La grande misère des Fondettois en 1770
Copie d’une lettre adressée à Monseigneur l’archevêque de Tours, Henri-Marie-Bernardin de Rosset de Fleury (1718-1775), le 17 mai 1770, par Jean Roy, curé de Fondettes.]
Monseigneur,
Je ne suis pas dans l’usage d’être importun, la religion et la charité m’y contraignent.
Votre Grandeur n’ignore pas que ma paroisse est remplie d’un peuple aussi misérable que nombreux ; je suis dépourvu de tout secours pour le soulager.
J’ai fait ce que j’ai pu, ce qui doit être compté pour rien eu égard à la multitude. Mes habitants n’ont rien pu faire depuis la Toussaint ; les pluies les empêchent encore de faire leur ouvrage ; leur misère s’accroit d’un jour à l’autre et se trouve au dernier période ; les uns sont infirmes soit par vieillesse, soit par maladie : on ne pourrait croire combien il y a de gens attaqués du mal caduc, de paralysie, de plaies incurables ; les autres chargés d’enfants qu’ils ne peuvent nourrir à cause de la cherté du pain ; et supposant même qu’ils puissent travailler, il serait impossible de fournir au nécessaire pour la vie et aux impôts dont ils sont surchargés. Les collecteurs enlèvent tous les jours le peu de meubles de ceux qui en ont ; ils vont bientôt saisir les récoltes de ceux qui ont ensemencé quelques petits morceaux de terre et leur ôter toute espérance de pouvoir subsister.

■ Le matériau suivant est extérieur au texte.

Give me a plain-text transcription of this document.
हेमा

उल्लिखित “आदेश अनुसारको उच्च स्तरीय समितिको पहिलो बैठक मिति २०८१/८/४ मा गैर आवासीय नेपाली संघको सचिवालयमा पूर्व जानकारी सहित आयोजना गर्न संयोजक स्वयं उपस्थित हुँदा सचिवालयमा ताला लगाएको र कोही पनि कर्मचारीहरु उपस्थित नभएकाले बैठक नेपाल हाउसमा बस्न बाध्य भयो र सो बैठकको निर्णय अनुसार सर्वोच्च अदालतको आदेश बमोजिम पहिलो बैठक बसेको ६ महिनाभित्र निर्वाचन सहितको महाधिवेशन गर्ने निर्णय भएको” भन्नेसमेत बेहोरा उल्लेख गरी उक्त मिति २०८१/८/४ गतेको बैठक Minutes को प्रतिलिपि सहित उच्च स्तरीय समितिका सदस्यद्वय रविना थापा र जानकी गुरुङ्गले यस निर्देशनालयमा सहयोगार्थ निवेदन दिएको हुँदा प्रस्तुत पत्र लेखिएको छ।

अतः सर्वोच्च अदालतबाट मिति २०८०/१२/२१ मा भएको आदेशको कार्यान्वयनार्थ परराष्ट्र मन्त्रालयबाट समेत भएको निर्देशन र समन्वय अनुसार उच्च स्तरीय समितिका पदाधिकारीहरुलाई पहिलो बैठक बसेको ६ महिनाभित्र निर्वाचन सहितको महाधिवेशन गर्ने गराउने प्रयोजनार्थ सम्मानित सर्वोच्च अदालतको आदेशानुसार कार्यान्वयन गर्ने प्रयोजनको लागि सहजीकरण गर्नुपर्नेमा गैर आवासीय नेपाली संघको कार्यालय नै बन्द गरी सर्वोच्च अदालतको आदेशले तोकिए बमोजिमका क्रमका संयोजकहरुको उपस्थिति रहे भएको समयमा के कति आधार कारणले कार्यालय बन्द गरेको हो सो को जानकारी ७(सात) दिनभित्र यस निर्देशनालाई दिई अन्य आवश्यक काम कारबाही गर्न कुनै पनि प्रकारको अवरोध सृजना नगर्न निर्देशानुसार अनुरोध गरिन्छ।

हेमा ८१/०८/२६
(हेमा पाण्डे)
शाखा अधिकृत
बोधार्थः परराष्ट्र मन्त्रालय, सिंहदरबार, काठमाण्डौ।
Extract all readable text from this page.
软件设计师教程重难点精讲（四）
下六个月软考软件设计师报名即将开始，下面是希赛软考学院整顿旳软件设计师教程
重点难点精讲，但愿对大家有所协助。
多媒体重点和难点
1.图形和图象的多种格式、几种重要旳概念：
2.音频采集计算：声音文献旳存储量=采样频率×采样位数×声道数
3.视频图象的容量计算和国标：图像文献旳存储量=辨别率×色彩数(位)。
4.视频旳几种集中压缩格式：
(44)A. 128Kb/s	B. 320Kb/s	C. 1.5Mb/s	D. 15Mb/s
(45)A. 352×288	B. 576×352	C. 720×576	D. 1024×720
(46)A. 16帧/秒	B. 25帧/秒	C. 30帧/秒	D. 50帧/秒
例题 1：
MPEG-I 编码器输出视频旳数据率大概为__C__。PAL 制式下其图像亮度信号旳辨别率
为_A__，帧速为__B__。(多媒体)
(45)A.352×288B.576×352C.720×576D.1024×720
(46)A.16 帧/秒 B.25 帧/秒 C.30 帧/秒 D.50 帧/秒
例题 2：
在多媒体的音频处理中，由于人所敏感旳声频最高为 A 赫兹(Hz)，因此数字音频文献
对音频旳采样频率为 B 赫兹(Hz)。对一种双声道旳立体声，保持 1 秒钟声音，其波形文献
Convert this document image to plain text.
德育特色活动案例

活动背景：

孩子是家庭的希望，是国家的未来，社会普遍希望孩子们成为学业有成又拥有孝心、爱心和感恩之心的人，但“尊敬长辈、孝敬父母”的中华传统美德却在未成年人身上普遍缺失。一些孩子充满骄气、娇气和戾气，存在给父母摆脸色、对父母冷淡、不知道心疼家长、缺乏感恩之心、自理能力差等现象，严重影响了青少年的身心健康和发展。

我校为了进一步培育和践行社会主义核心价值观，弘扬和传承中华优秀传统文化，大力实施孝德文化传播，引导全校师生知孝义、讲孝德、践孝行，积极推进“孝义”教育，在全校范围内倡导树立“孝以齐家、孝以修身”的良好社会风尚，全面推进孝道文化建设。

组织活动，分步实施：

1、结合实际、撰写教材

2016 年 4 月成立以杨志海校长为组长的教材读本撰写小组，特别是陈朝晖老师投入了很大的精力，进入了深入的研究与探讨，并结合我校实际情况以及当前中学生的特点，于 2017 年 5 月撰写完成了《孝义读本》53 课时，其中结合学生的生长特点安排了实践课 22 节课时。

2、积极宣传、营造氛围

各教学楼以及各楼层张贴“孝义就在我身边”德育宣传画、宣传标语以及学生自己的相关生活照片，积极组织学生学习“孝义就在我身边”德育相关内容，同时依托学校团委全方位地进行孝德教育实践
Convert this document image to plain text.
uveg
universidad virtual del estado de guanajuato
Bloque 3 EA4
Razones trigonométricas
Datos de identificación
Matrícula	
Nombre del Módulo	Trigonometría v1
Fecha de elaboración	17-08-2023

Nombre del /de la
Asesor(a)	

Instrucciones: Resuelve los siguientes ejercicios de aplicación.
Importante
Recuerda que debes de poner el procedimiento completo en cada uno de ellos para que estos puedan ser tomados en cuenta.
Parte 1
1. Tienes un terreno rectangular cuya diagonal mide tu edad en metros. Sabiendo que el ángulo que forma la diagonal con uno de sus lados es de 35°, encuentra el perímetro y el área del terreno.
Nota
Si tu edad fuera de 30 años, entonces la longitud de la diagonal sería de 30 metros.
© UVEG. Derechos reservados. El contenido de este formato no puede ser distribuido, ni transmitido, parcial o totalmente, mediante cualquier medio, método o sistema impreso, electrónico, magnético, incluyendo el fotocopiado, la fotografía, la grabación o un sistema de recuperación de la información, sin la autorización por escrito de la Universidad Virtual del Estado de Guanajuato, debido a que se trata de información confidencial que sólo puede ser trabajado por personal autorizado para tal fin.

Monseigneur, comment des hommes qui ont jeûné tout l’hiver auront la force de travailler dans les chaleurs ? Nous appréhendons une grande mortalité cet été. Il y a plus d’un millier de personnes dans Fondettes qui jeûnent ; nous ne sommes en sureté ni jour ni nuit ; la faim cause quelquefois le désespoir et peut engager à faire de mauvaises actions, ce qui est à craindre.
Si le Roi accorde quelque chose pour les pauvres, les miens ne doivent pas être oubliés ; le secours proportionné au nombre. De plus, Votre Grandeur possède la terre de Lavaray, la plus forte ferme de la paroisse ; et Monsieur Animé, par rapport à son prieuré de Saint-Venant de Luynes, retire le plus fort revenu de la cure de Fondettes, outre les fiefs et dîmes qu’il a dans cette paroisse. Vous êtes le père des pauvres, votre charité est connue de tout le monde, ce qui me donne lieu d’espérer qu’elle s’étendra de plus en plus sur mes habitants et de me dire, avec la plus parfaite soumission, etc.